For solo hikes, the 30 liter backpack might lean towards a bit small if you pack a lot, but it has not been a problem for me (yet). Of course, for all I know a more experienced hiker might look at my hiking needs and burst into tears of laughter at my inexperienced ways.
I had a couple of instances of getting caught in the rain and the waterproofing seemed to hold up. None of the contents got wet, so that test was passed. Someone told me the surefire test was to throw the pack in the stream. It’s funny how they shut right up when I asked if I could toss their camera in the creek to test its waterproofing.
So far so good. All the straps and zippers are hanging in there and still work fine. The only sign that the bag gets use is natural scuffing from hitting the ground or sitting in the grass. It has gone through the standard routine of getting hit by branches or snagging on good old fashioned New England thorn bushes. There are no tears or rips in the backpack after some heavy usage. That’s impressive because I really think those thorns could tear through most anything made on the planet. I hate them. There are times when I’m pulling the thorns from my clothes that I imagine Superman complaining about them.

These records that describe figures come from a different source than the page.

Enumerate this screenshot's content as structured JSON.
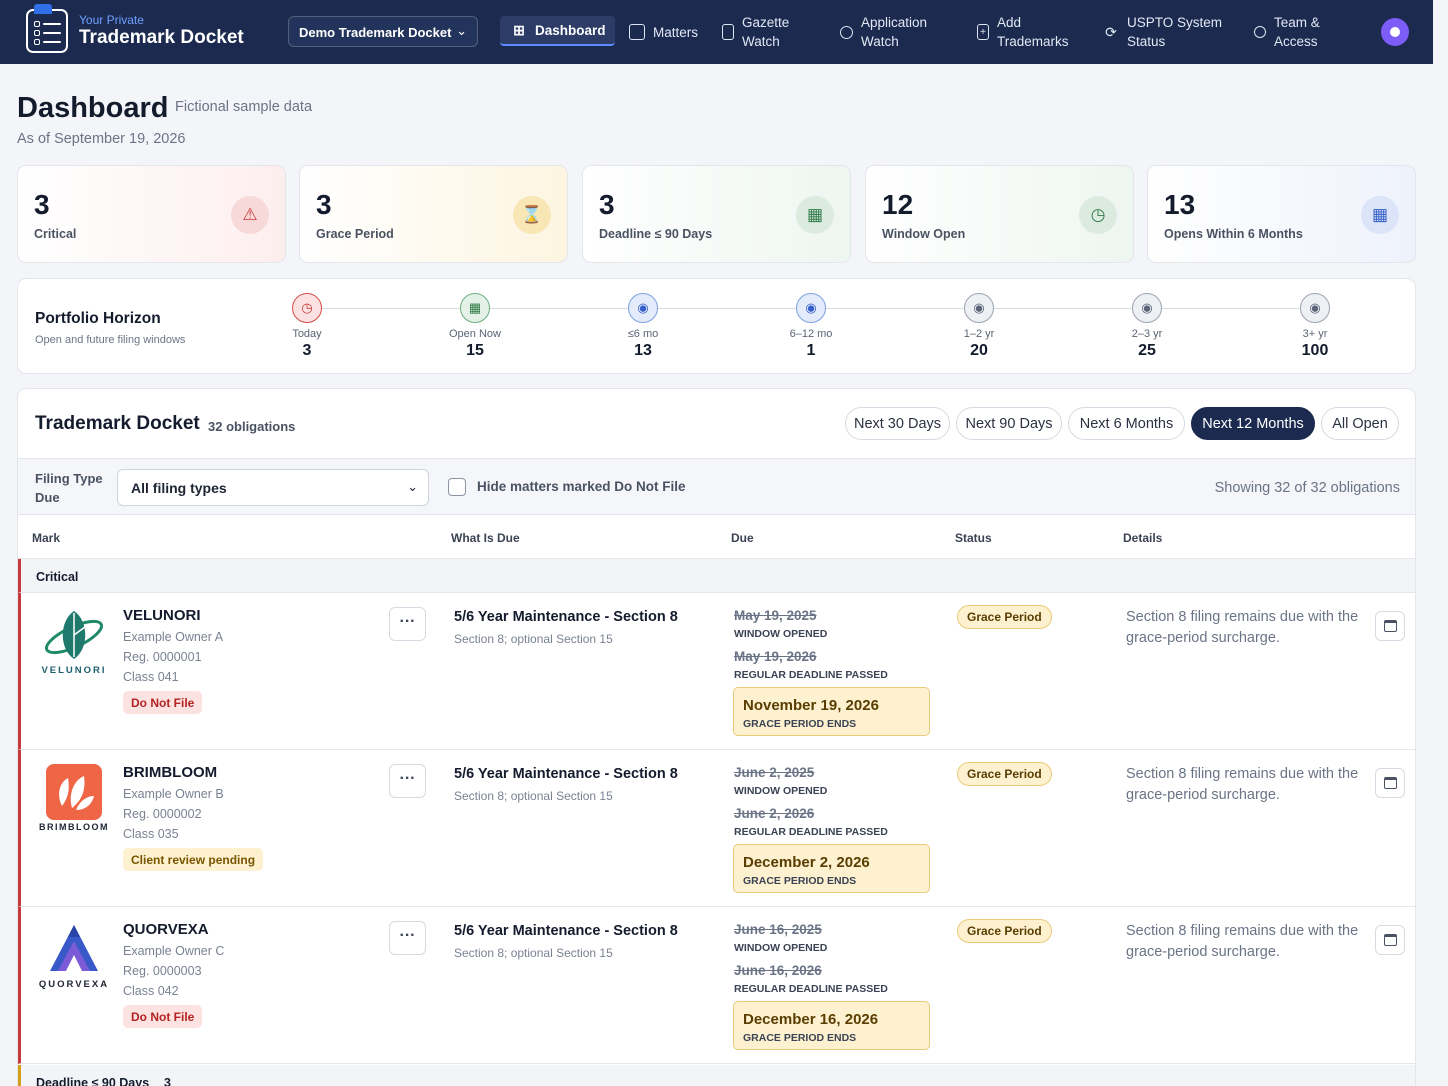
{
  "brand": {
    "sub": "Your Private",
    "title": "Trademark Docket"
  },
  "docket_selector": {
    "value": "Demo Trademark Docket"
  },
  "nav": {
    "dashboard": "Dashboard",
    "matters": "Matters",
    "gazette_l1": "Gazette",
    "gazette_l2": "Watch",
    "application_l1": "Application",
    "application_l2": "Watch",
    "add_l1": "Add",
    "add_l2": "Trademarks",
    "uspto_l1": "USPTO System",
    "uspto_l2": "Status",
    "team_l1": "Team &",
    "team_l2": "Access"
  },
  "header": {
    "title": "Dashboard",
    "note": "Fictional sample data",
    "as_of": "As of September 19, 2026"
  },
  "stats": [
    {
      "value": "3",
      "label": "Critical",
      "icon": "warning-triangle-icon"
    },
    {
      "value": "3",
      "label": "Grace Period",
      "icon": "hourglass-icon"
    },
    {
      "value": "3",
      "label": "Deadline ≤ 90 Days",
      "icon": "calendar-icon"
    },
    {
      "value": "12",
      "label": "Window Open",
      "icon": "calendar-clock-icon"
    },
    {
      "value": "13",
      "label": "Opens Within 6 Months",
      "icon": "calendar-grid-icon"
    }
  ],
  "horizon": {
    "title": "Portfolio Horizon",
    "subtitle": "Open and future filing windows",
    "steps": [
      {
        "label": "Today",
        "value": "3"
      },
      {
        "label": "Open Now",
        "value": "15"
      },
      {
        "label": "≤6 mo",
        "value": "13"
      },
      {
        "label": "6–12 mo",
        "value": "1"
      },
      {
        "label": "1–2 yr",
        "value": "20"
      },
      {
        "label": "2–3 yr",
        "value": "25"
      },
      {
        "label": "3+ yr",
        "value": "100"
      }
    ]
  },
  "docket": {
    "title": "Trademark Docket",
    "count": "32 obligations",
    "ranges": [
      "Next 30 Days",
      "Next 90 Days",
      "Next 6 Months",
      "Next 12 Months",
      "All Open"
    ],
    "active_range": "Next 12 Months",
    "filter_label": "Filing Type Due",
    "filter_value": "All filing types",
    "hide_label": "Hide matters marked Do Not File",
    "showing": "Showing 32 of 32 obligations",
    "columns": [
      "Mark",
      "What Is Due",
      "Due",
      "Status",
      "Details"
    ],
    "groups": [
      {
        "name": "Critical"
      },
      {
        "name": "Deadline ≤ 90 Days",
        "count": "3"
      }
    ],
    "rows": [
      {
        "mark": "VELUNORI",
        "logo_word": "VELUNORI",
        "owner": "Example Owner A",
        "reg": "Reg. 0000001",
        "class": "Class 041",
        "chip": "Do Not File",
        "what": "5/6 Year Maintenance - Section 8",
        "what_sub": "Section 8; optional Section 15",
        "date1": "May 19, 2025",
        "cap1": "WINDOW OPENED",
        "date2": "May 19, 2026",
        "cap2": "REGULAR DEADLINE PASSED",
        "grace_date": "November 19, 2026",
        "grace_cap": "GRACE PERIOD ENDS",
        "status": "Grace Period",
        "detail": "Section 8 filing remains due with the grace-period surcharge."
      },
      {
        "mark": "BRIMBLOOM",
        "logo_word": "BRIMBLOOM",
        "owner": "Example Owner B",
        "reg": "Reg. 0000002",
        "class": "Class 035",
        "chip": "Client review pending",
        "what": "5/6 Year Maintenance - Section 8",
        "what_sub": "Section 8; optional Section 15",
        "date1": "June 2, 2025",
        "cap1": "WINDOW OPENED",
        "date2": "June 2, 2026",
        "cap2": "REGULAR DEADLINE PASSED",
        "grace_date": "December 2, 2026",
        "grace_cap": "GRACE PERIOD ENDS",
        "status": "Grace Period",
        "detail": "Section 8 filing remains due with the grace-period surcharge."
      },
      {
        "mark": "QUORVEXA",
        "logo_word": "QUORVEXA",
        "owner": "Example Owner C",
        "reg": "Reg. 0000003",
        "class": "Class 042",
        "chip": "Do Not File",
        "what": "5/6 Year Maintenance - Section 8",
        "what_sub": "Section 8; optional Section 15",
        "date1": "June 16, 2025",
        "cap1": "WINDOW OPENED",
        "date2": "June 16, 2026",
        "cap2": "REGULAR DEADLINE PASSED",
        "grace_date": "December 16, 2026",
        "grace_cap": "GRACE PERIOD ENDS",
        "status": "Grace Period",
        "detail": "Section 8 filing remains due with the grace-period surcharge."
      }
    ]
  },
  "colors": {
    "navy": "#1b2a4e",
    "critical": "#c53a3a",
    "grace": "#fdf1d0",
    "accent": "#7d5cf7"
  }
}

This is a very affordable pack. Depending on where you shop, you should find it for less than $50. Truth be told, even though I do my best to support local businesses, I bought this backpack online from a hiking supply site. Speed and convenience beat out local retailer support this time. Don’t hate me. I bought some extra supplies locally to make up for it.

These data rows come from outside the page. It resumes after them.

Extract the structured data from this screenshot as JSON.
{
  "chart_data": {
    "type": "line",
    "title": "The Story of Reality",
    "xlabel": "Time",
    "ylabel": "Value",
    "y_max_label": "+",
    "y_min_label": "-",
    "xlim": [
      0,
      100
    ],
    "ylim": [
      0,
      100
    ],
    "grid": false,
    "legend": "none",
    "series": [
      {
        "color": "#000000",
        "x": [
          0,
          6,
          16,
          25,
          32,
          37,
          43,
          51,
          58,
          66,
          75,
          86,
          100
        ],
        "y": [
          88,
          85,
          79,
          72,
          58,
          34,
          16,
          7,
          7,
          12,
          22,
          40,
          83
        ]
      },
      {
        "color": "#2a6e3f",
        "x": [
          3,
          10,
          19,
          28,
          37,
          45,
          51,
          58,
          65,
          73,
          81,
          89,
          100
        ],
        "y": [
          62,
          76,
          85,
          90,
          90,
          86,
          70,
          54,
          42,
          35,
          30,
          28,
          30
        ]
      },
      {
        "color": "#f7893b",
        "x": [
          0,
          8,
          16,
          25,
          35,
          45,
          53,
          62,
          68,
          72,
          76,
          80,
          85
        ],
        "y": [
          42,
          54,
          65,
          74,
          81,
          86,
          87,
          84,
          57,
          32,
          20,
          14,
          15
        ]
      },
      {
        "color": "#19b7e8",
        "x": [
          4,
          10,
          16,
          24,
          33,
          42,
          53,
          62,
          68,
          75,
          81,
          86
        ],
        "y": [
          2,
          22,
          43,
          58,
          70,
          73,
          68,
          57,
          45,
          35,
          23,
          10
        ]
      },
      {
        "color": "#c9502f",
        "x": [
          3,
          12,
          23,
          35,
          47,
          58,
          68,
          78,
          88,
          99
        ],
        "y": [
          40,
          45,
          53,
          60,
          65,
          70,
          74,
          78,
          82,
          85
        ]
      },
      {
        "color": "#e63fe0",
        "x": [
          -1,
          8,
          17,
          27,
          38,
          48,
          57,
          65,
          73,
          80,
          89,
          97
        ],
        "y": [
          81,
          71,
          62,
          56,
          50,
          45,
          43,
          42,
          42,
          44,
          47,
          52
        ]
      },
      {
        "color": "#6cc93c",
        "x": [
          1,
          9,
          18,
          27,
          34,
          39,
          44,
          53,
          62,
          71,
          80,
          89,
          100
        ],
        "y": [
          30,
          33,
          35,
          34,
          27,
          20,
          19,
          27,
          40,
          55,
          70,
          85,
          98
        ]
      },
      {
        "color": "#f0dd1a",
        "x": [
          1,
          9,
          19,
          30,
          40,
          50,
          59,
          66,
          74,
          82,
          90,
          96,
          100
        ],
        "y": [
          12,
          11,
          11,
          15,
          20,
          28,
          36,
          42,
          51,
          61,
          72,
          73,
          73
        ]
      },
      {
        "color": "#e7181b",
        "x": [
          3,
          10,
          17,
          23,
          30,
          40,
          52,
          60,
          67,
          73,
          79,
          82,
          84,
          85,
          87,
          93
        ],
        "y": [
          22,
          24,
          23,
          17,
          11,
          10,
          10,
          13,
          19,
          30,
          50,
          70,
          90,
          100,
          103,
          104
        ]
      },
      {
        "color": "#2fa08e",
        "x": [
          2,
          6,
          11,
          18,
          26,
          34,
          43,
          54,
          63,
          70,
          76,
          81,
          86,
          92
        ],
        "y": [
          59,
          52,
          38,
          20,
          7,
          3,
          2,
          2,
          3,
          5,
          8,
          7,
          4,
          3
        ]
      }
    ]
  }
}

I find the New Outlander one of the better backpacks for auxiliary usage when camping. It has held up well for my hiking trips. I want my gear to be basically invisible when I’m using it. There is no worse fear than walking through the woods worrying that items might be falling out behind you. This fear comes from a past experience where as I hiked my pack felt lighter and lighter. Stupidly, I thought I was getting my second wind and started picking up my pace. Nope. My crappy backpack (manufacturer’s name redacted) had split along the side seam and some of my gear started slipping out. Luckily, I just followed the trail of fallen items to pick everything up. The weird thing is I had no sharp objects in the pack. The stupid seam has just come undone.
As for the New Outlander, I picked up a second one just to have as a backup in case one of my hiking partners needs a smaller backpack for one of our shorter trips. Better to be prepared than listen to my friend moan that his pack is too big for what we are doing.